Strategy Session: 7 Ways to Win at Sweepstakes
I probably shouldn't be sharing this—but I've become extremely wealthy. Or at least, I will be in the very near future.
Apparently, my email address was entered, without my knowledge, in the (you pick one) U.K. Lottery Sweepstakes, the Netherlands Lottery and the Sierra Leone Grand Lottery.
Amazing and against all odds—I've won all of them.
Of course, there are still some technical details that have to be arranged, and it may require a small investment on my part. But that's the problem with sweepstakes these days-even the legitimate ones feel like scams.
Yet they remain an extremely powerful marketing tool—if they are used correctly. Let me give you some examples:
What Would You Do With $10,000?
Edgars is one of the largest department store chains in South Africa, with more than 3 million store card holders that it mails to every month.
Back when I worked with Edgars for Ogilvy & Mather, my challenge was to come up with a fresh sweepstakes (or sometimes two) each time the store mailed.
But there were a few challenges:
1. The prize had to be very modest (about $10,000 in those days). We just couldn't afford to give away too much every single month.
Sweepstakes are especially challenging these days.

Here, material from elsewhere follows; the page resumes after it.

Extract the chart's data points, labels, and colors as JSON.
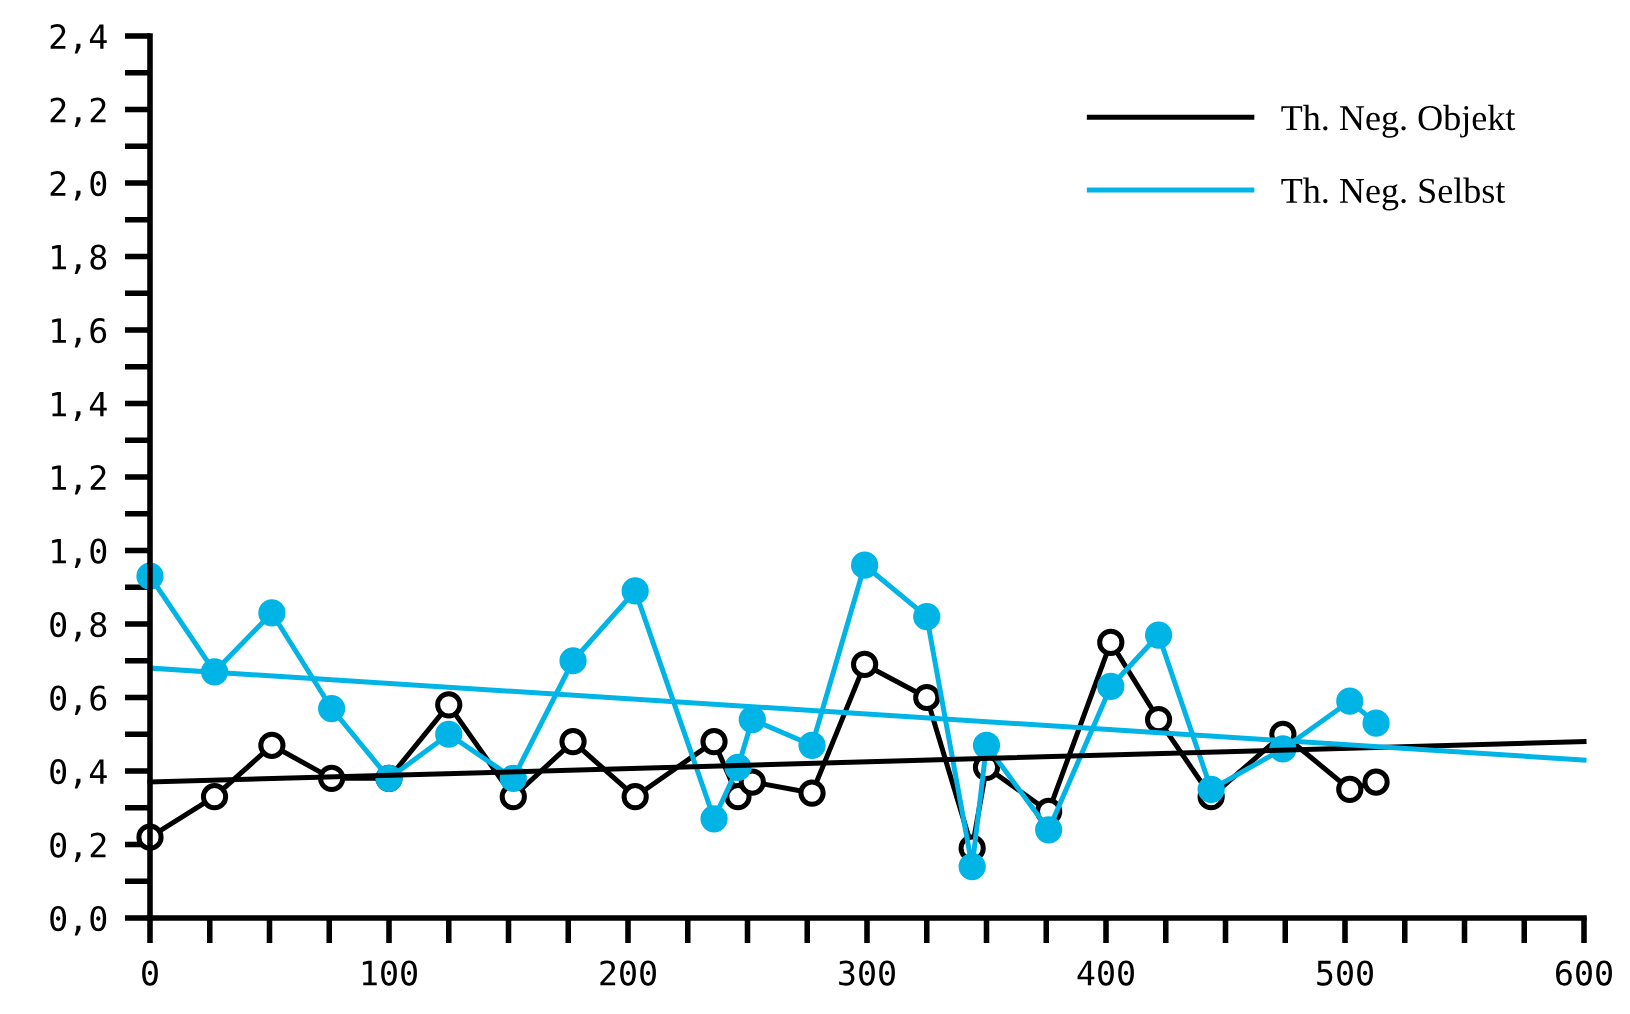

When you see lottery prizes of $100, $200 or even $300 million, it's much harder to get anyone excited about the dollar value of your prize.
2. The prize had to be flexible. It's no good giving away an all-expense paid, three-week vacation if the winner simply can't be away from work or her family that long.
Plus, we didn't want to have to actually book you on a trip—which would have required a lot more work than we were prepared to do. Also, we might incur liability.